# reel ideas........



## Guest (Jun 5, 2012)

just picked up a new ultra-lite st. croix premier (6') and would like some ideas on which reel, including size. i figure i can spend up to one hundred bucks if need be. i own shimano symetres and saharas along with a couple of quantums, so i am somewhat familiar with these. do i need to go as expensive on a gill rod as i did on my walleye and smallmouth rods? thanks for any help.


----------



## shorebound (Apr 26, 2008)

I would recommend the pfluger president to any one! I just got the 6920x for my new ultra light rod and absolutely love the set up. The reel is still continuing to impress me.

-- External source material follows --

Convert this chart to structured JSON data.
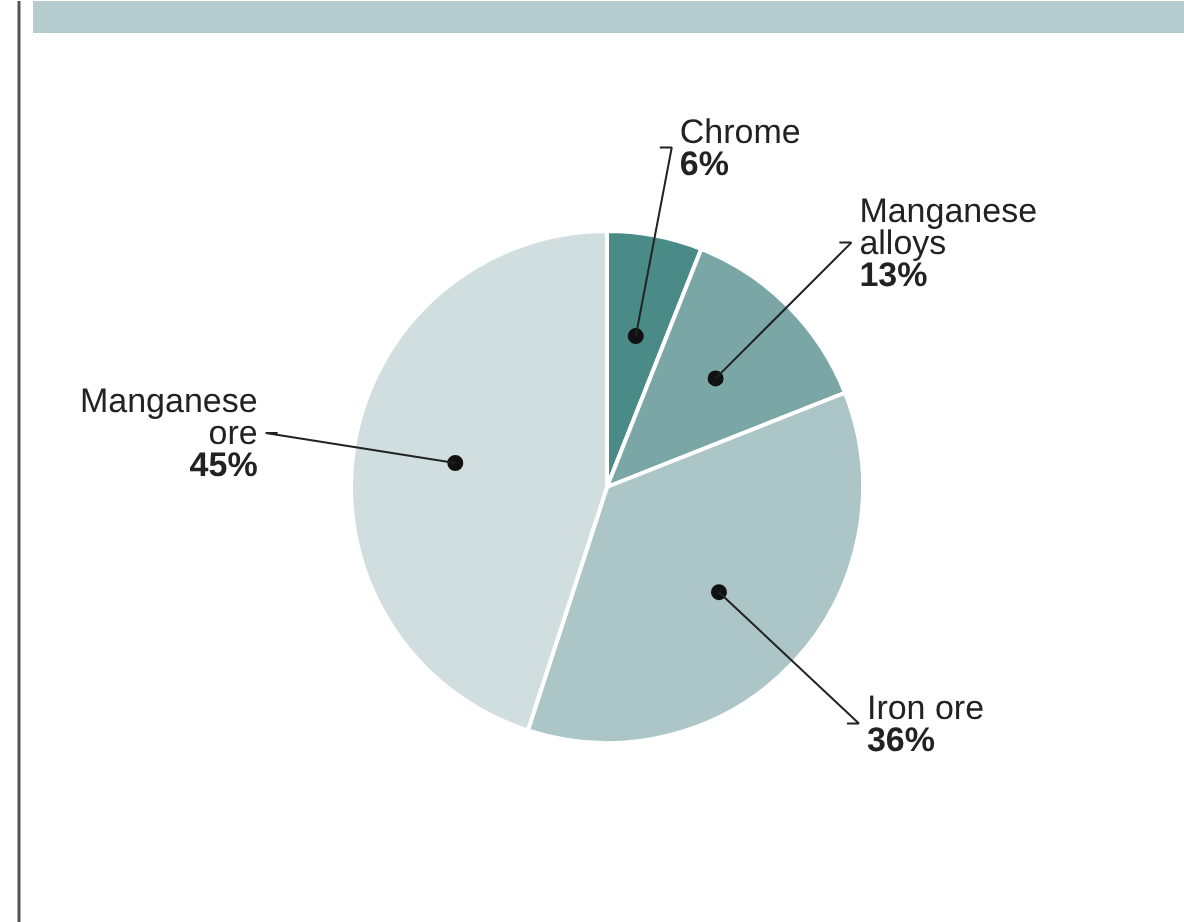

_OutdoorHub Mobile, the information engine of the outdoors._


----------



## Intimidator (Nov 25, 2008)

Laugh if you want...but to me there's nothing better than an old "coffee grinder" for panfish!
The New Abu Garcia Spincast 1270SLI (it can handle super lines) and the Zebco Omega PRO are top notch, strong, easy to use, and RELIABLE reels! I use the ABU (with 10lb braid, 2lb dia) and my son loves the Zebco (8lb Nanofil) for our Crappie fishing!


----------



## Gills63 (Mar 29, 2012)

+ 1 for the president. I have one on each of my light action rods

Outdoor Hub mobile, the outdoor information engine


----------



## Guest (Jun 7, 2012)

i ended up buying a shimano sahara 1000 on clearance at dick's. good price on a solid reel.


----------